[Introduction]
- Type de publication : Chapitre d’ouvrage
- Ouvrage : Valery Larbaud, « cosmopolite » des lettres ?
- Pages : 61 à 61
- Collection : Études de littérature des xxe et xxie siècles, n° 91
C’est dans l’introduction à son « grand ouvrage1 » sur l’Histoire de la littérature anglaise – l’épithète est de Larbaud – que Taine exalte la « diversité infinie » des hommes déjà observée chez un Joseph de Maistre raillant l’abstraction révolutionnaire : « La constitution de 1795, tout comme ses aînées, est faite pour l’homme. Or, il n’y a point d’homme dans le monde. J’ai vu, dans ma vie, des Français, des Italiens, des Russes, etc. ; je sais même, grâces à Montesquieu, qu’on peut être Persan : mais quant à l’homme, je déclare ne l’avoir rencontré de ma vie2 ». Des « Français », des « Italiens », des « Russes », Larbaud en a rencontrés lors de son « grand tour » d’Europe, comme de son grand tour – à nous de le mesurer – des littératures. Jusqu’à la Première Guerre mondiale, cet amateur-collectionneur de différences a bien plus joui de la diversité du monde qu’il n’en a pensé l’unité. Dominant les premières années de sa vie littéraire, où le bon – parce que licencieux – usage de l’étranger sert son émancipation intellectuelle et sociale, ce cosmopolitisme différentialiste décline sans toutefois disparaître après 1919. Donnant l’impression – pénible pour certains – d’être passé au travers du « kantisme3 » des classes républicaines, Larbaud s’est construit, en quête du Divers, au contact de l’Autre : « et cela jusqu’à l’oubli de nous-mêmes dans notre recherche de tout ce qui était autre4 ». Le Moi larbaldien ne saurait cependant s’oublier. Comment Larbaud, fort de son individualisme, a-t-il su renouveler le rapport à l’Autre, corriger la tradition romantique de l’exotisme et célébrer la diversité du monde et des littératures ?
1 « Une anthologie de nos traducteurs de l’anglais », La Revue de France, 1er août 1922, repris dans DA p. 515.
2 Joseph de Maistre, Considérations sur la France, Lyon, Rusand, 1834, p. 102-103. Souligné dans le texte.

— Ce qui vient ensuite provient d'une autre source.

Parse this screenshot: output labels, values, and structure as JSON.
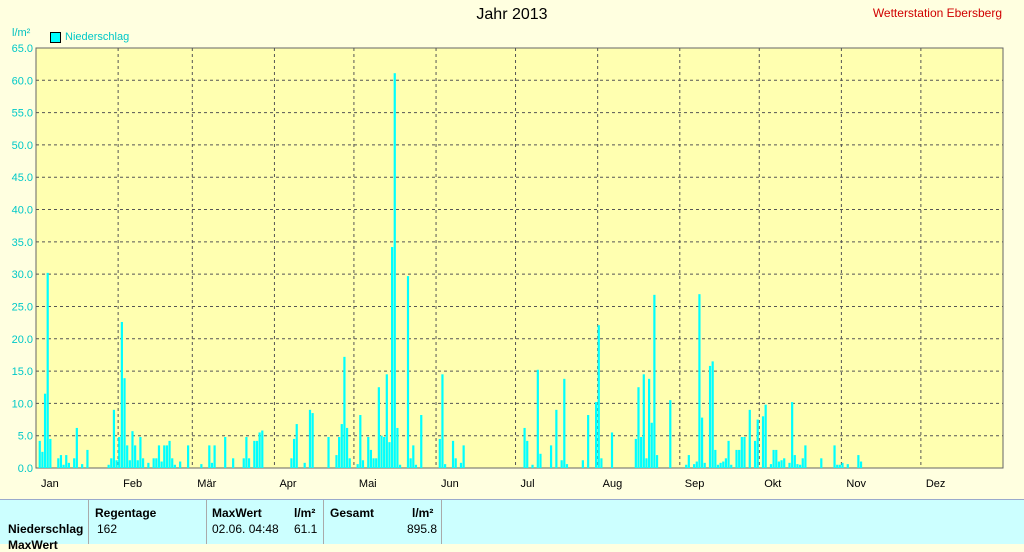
{
  "header": {
    "title": "Jahr 2013",
    "station": "Wetterstation Ebersberg",
    "unit": "l/m²",
    "legend": "Niederschlag"
  },
  "chart_data": {
    "type": "bar",
    "title": "Jahr 2013",
    "ylabel": "l/m²",
    "ylim": [
      0,
      65
    ],
    "yticks": [
      "0.0",
      "5.0",
      "10.0",
      "15.0",
      "20.0",
      "25.0",
      "30.0",
      "35.0",
      "40.0",
      "45.0",
      "50.0",
      "55.0",
      "60.0",
      "65.0"
    ],
    "xticks": [
      "Jan",
      "Feb",
      "Mär",
      "Apr",
      "Mai",
      "Jun",
      "Jul",
      "Aug",
      "Sep",
      "Okt",
      "Nov",
      "Dez"
    ],
    "grid": true,
    "legend_position": "top-left",
    "series": [
      {
        "name": "Niederschlag",
        "color": "#00ffff",
        "points": [
          [
            1,
            4.2
          ],
          [
            2,
            2.5
          ],
          [
            3,
            11.5
          ],
          [
            4,
            30.2
          ],
          [
            5,
            4.5
          ],
          [
            8,
            1.5
          ],
          [
            9,
            2.0
          ],
          [
            10,
            0.5
          ],
          [
            11,
            2.0
          ],
          [
            12,
            0.8
          ],
          [
            14,
            1.5
          ],
          [
            15,
            6.2
          ],
          [
            17,
            0.6
          ],
          [
            19,
            2.8
          ],
          [
            27,
            0.5
          ],
          [
            28,
            1.5
          ],
          [
            29,
            9.0
          ],
          [
            30,
            1.2
          ],
          [
            31,
            4.8
          ],
          [
            32,
            22.6
          ],
          [
            33,
            13.9
          ],
          [
            34,
            3.5
          ],
          [
            35,
            1.2
          ],
          [
            36,
            5.7
          ],
          [
            37,
            3.5
          ],
          [
            38,
            1.2
          ],
          [
            39,
            4.8
          ],
          [
            40,
            1.5
          ],
          [
            42,
            0.8
          ],
          [
            44,
            1.5
          ],
          [
            45,
            1.5
          ],
          [
            46,
            3.5
          ],
          [
            47,
            1.0
          ],
          [
            48,
            3.5
          ],
          [
            49,
            3.5
          ],
          [
            50,
            4.2
          ],
          [
            51,
            1.5
          ],
          [
            52,
            0.5
          ],
          [
            54,
            1.0
          ],
          [
            57,
            3.5
          ],
          [
            62,
            0.6
          ],
          [
            65,
            3.5
          ],
          [
            66,
            0.8
          ],
          [
            67,
            3.5
          ],
          [
            71,
            4.8
          ],
          [
            74,
            1.5
          ],
          [
            78,
            1.5
          ],
          [
            79,
            4.8
          ],
          [
            80,
            1.5
          ],
          [
            82,
            4.2
          ],
          [
            83,
            4.2
          ],
          [
            84,
            5.5
          ],
          [
            85,
            5.8
          ],
          [
            96,
            1.5
          ],
          [
            97,
            4.5
          ],
          [
            98,
            6.8
          ],
          [
            101,
            0.8
          ],
          [
            103,
            9.0
          ],
          [
            104,
            8.5
          ],
          [
            110,
            4.8
          ],
          [
            113,
            2.0
          ],
          [
            114,
            4.8
          ],
          [
            115,
            6.8
          ],
          [
            116,
            17.2
          ],
          [
            117,
            6.2
          ],
          [
            118,
            1.5
          ],
          [
            121,
            0.6
          ],
          [
            122,
            8.2
          ],
          [
            123,
            1.2
          ],
          [
            125,
            4.8
          ],
          [
            126,
            2.8
          ],
          [
            127,
            1.5
          ],
          [
            128,
            1.5
          ],
          [
            129,
            12.5
          ],
          [
            130,
            5.0
          ],
          [
            131,
            4.8
          ],
          [
            132,
            14.5
          ],
          [
            133,
            4.0
          ],
          [
            134,
            34.2
          ],
          [
            135,
            61.1
          ],
          [
            136,
            6.2
          ],
          [
            137,
            0.5
          ],
          [
            140,
            29.7
          ],
          [
            141,
            1.5
          ],
          [
            142,
            3.5
          ],
          [
            143,
            0.5
          ],
          [
            145,
            8.2
          ],
          [
            152,
            4.5
          ],
          [
            153,
            14.5
          ],
          [
            154,
            0.6
          ],
          [
            157,
            4.2
          ],
          [
            158,
            1.5
          ],
          [
            160,
            0.8
          ],
          [
            161,
            3.5
          ],
          [
            184,
            6.2
          ],
          [
            185,
            4.2
          ],
          [
            187,
            0.5
          ],
          [
            189,
            15.2
          ],
          [
            190,
            2.2
          ],
          [
            194,
            3.5
          ],
          [
            196,
            9.0
          ],
          [
            198,
            1.2
          ],
          [
            199,
            13.8
          ],
          [
            200,
            0.6
          ],
          [
            206,
            1.2
          ],
          [
            208,
            8.2
          ],
          [
            211,
            10.2
          ],
          [
            212,
            22.1
          ],
          [
            213,
            1.5
          ],
          [
            217,
            5.5
          ],
          [
            226,
            4.5
          ],
          [
            227,
            12.5
          ],
          [
            228,
            4.8
          ],
          [
            229,
            14.5
          ],
          [
            230,
            1.5
          ],
          [
            231,
            13.8
          ],
          [
            232,
            7.0
          ],
          [
            233,
            26.8
          ],
          [
            234,
            2.0
          ],
          [
            239,
            10.5
          ],
          [
            245,
            0.5
          ],
          [
            246,
            2.0
          ],
          [
            248,
            0.6
          ],
          [
            249,
            1.0
          ],
          [
            250,
            26.9
          ],
          [
            251,
            7.8
          ],
          [
            252,
            0.8
          ],
          [
            254,
            15.8
          ],
          [
            255,
            16.5
          ],
          [
            256,
            2.8
          ],
          [
            257,
            0.5
          ],
          [
            258,
            0.8
          ],
          [
            259,
            1.0
          ],
          [
            260,
            1.5
          ],
          [
            261,
            4.2
          ],
          [
            262,
            0.5
          ],
          [
            264,
            2.8
          ],
          [
            265,
            2.8
          ],
          [
            266,
            4.8
          ],
          [
            267,
            4.8
          ],
          [
            269,
            9.0
          ],
          [
            271,
            4.2
          ],
          [
            272,
            7.5
          ],
          [
            274,
            8.0
          ],
          [
            275,
            9.8
          ],
          [
            277,
            0.6
          ],
          [
            278,
            2.8
          ],
          [
            279,
            2.8
          ],
          [
            280,
            1.0
          ],
          [
            281,
            1.2
          ],
          [
            282,
            1.5
          ],
          [
            284,
            0.8
          ],
          [
            285,
            10.2
          ],
          [
            286,
            2.0
          ],
          [
            287,
            0.6
          ],
          [
            288,
            0.5
          ],
          [
            289,
            1.5
          ],
          [
            290,
            3.5
          ],
          [
            296,
            1.5
          ],
          [
            301,
            3.5
          ],
          [
            302,
            0.5
          ],
          [
            303,
            0.5
          ],
          [
            304,
            0.8
          ],
          [
            306,
            0.6
          ],
          [
            310,
            2.0
          ],
          [
            311,
            1.0
          ]
        ]
      }
    ],
    "days": 365
  },
  "stats": {
    "row_label": "Niederschlag",
    "row_label2": "MaxWert",
    "regentage_label": "Regentage",
    "regentage_value": "162",
    "maxwert_label": "MaxWert",
    "maxwert_unit": "l/m²",
    "maxwert_date": "02.06.  04:48",
    "maxwert_value": "61.1",
    "gesamt_label": "Gesamt",
    "gesamt_unit": "l/m²",
    "gesamt_value": "895.8"
  }
}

Cf. Au sujet des Fables de La Fontaine dans « Devoirs de vacances » : « D’abord, nous avions eu bien de la peine à les comprendre : “le lion”, “le chien” ; quel lion ? quel chien ? Il y avait les lions du jardin des Plantes ; il y avait des chiens, tous différents les uns des autres ; Ding le Fou, Brutus la Terreur, et la petite Gipsy, qui était des “bien sages”. Il n’y avait pas “le lion”, il n’y avait pas “le chien” », « Devoirs de vacances », Enfantines, Paris, Éditions de La NRF, 1918, repris dans Œ p. 494.
3 Maurice Barrès, Scènes et doctrines du nationalisme, Paris, Félix Juven, 1902, p. 56.
4 « Paris de France », Le Navire d’Argent, 1er juin 1925, repris dans Œ p. 782.